Les liens entre le Bénin et le Niger connaissent un virage significatif. L’arrivée d’une délégation nigérienne de haut niveau, conduite par le Premier ministre, lors de la prestation de serment du successeur de Patrice Talon à Cotonou, marque une volonté claire de tourner définitivement la page des tensions diplomatiques déclenchées par le coup d’État contre Mohamed Bazoum en juillet 2023. Cette initiative, chargée de symboles, survient après une période marquée par la fermeture des frontières, des échanges verbaux acerbes et un conflit autour du pétrole qui a paralysé une partie de l’économie de la région sahélienne.
Une relance diplomatique sous le signe du pragmatisme
La présence du chef du gouvernement nigérien à Cotonou n’est pas anodine. Depuis le renversement du président Bazoum et l’avènement de la junte dirigée par le général Abdourahamane Tiani, les autorités de Niamey accusaient régulièrement le Bénin de servir de base arrière à des installations militaires françaises jugées hostiles. Malgré les efforts répétés de médiation déployés par Patrice Talon, aucune avancée concrète n’avait permis de rétablir un climat de confiance avec la nouvelle direction nigérienne. Le départ du président Talon et l’arrivée d’un nouvel exécutif offrent désormais une opportunité que Niamey semble déterminé à saisir rapidement.
L’envoi du Premier ministre nigérien, et non d’un simple représentant diplomatique, illustre l’importance accordée à cette transition politique béninoise. Dans les cercles diplomatiques ouest-africains, cette démarche est interprétée comme une volonté de repositionnement stratégique, dans un contexte où le Niger, le Mali et le Burkina Faso ont quitté la CEDEAO pour former l’Alliance des États du Sahel (AES). Niamey cherche ainsi à renforcer ses alliances sur la façade atlantique, tout en maintenant une distance prudente avec les institutions régionales traditionnelles.
Le pétrole, clé de voûte d’un rapprochement économique
Au-delà des considérations politiques, c’est un enjeu économique majeur qui motive cette réconciliation. L’oléoduc reliant les gisements d’Agadem, exploités par la China National Petroleum Corporation (CNPC), au port de Sèmè-Kpodji sur la côte béninoise, représente la première infrastructure d’exportation des hydrocarbures nigériens. S’étendant sur près de 2 000 kilomètres, cette installation devait permettre au Niger d’exporter jusqu’à 90 000 barils par jour, renforçant ainsi ses recettes budgétaires de manière significative.
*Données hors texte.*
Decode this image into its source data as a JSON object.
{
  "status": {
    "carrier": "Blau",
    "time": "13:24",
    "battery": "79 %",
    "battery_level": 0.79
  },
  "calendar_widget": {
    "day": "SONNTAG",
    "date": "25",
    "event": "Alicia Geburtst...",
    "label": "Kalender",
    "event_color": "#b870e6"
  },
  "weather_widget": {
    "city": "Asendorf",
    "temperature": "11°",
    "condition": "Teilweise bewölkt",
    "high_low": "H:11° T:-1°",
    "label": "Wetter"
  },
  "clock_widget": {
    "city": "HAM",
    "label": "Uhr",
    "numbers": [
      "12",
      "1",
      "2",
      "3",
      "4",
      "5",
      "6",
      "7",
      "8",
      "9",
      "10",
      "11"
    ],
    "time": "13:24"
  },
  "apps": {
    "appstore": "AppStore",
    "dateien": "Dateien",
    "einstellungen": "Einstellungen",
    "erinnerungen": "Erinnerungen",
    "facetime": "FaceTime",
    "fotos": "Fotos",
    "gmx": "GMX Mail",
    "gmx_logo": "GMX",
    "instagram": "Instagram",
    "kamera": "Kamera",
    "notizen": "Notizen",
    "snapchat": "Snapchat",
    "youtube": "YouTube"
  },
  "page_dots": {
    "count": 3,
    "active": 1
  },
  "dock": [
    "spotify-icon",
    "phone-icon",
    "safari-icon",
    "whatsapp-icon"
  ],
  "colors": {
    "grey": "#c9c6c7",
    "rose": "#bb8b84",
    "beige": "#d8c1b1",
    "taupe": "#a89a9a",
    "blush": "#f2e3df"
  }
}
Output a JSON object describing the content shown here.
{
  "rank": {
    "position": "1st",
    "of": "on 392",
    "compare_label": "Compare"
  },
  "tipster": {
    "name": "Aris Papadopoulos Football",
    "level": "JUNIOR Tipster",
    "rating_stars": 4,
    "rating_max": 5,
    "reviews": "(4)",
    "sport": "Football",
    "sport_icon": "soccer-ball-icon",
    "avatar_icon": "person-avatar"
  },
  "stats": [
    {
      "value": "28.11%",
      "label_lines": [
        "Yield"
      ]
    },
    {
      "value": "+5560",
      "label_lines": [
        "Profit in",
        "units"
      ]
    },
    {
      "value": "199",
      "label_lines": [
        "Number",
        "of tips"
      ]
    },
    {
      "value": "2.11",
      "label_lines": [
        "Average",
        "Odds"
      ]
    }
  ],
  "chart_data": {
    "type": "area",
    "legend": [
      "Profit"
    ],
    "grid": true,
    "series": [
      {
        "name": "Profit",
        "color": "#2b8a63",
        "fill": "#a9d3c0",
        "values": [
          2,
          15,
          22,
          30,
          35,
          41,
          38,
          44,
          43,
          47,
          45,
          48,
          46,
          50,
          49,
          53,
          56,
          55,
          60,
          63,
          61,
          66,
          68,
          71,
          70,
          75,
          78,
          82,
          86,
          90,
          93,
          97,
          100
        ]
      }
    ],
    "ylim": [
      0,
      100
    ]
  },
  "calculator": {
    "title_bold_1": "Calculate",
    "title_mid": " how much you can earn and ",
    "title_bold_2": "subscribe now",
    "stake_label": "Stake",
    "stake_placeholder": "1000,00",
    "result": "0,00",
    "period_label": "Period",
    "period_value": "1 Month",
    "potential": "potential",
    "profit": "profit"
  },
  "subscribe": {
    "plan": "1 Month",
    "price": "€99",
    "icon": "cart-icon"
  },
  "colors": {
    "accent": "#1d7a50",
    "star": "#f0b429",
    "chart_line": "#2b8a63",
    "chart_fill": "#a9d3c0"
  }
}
Cependant, la fermeture de la frontière décidée par Cotonou en représailles aux sanctions imposées par la CEDEAO, suivie d’un conflit autour des autorisations d’exportation, a profondément perturbé les échanges. Plusieurs incidents, dont l’interpellation de ressortissants nigériens suspectés d’avoir pénétré sur le terminal pétrolier, ont exacerbé les tensions au printemps 2024. Pour le Niger, dont les finances publiques dépendent désormais en grande partie de cette ressource, la normalisation des relations avec son voisin méridional devient une priorité absolue.
Une dynamique régionale en mutation
Ce réchauffement des relations bilatérales s’inscrit dans un contexte plus large de recomposition des équilibres en Afrique de l’Ouest. Les pays côtiers doivent désormais naviguer entre leur attachement à la CEDEAO et la nécessité de préserver leurs échanges économiques avec les régimes sahéliens. Le Togo a déjà adopté cette approche équilibrée. Le Bénin, avec une nouvelle équipe dirigeante, pourrait emprunter une voie similaire, en distinguant clairement les divergences politiques de la coopération technique et commerciale.
La dimension sécuritaire ne manquera pas d’être abordée dans les échanges à venir. La frontière commune, où s’activent des groupes armés affiliés à l’État islamique au Grand Sahara et au Jama’at Nasr al-Islam wal-Muslimin, exige une collaboration minimale entre les deux armées. Sans partage d’informations, les parcs nationaux du W et de la Pendjari restent des zones de repli pour les groupes terroristes. L’enjeu réside désormais dans la capacité du nouvel exécutif béninois à relancer un dialogue sécuritaire interrompu depuis plus de deux ans.
Les prochains mois seront déterminants pour évaluer si cette ouverture diplomatique se concrétise par des actes : levée totale des restrictions frontalières, reprise des chargements pétroliers, rétablissement d’une ambassade pleinement opérationnelle. Les acteurs économiques des deux pays aspirent à des décisions claires, après deux années d’incertitudes qui ont pesé lourdement sur leurs activités. La délégation nigérienne venue à Cotonou a clairement affiché sa détermination à engager un dialogue constructif.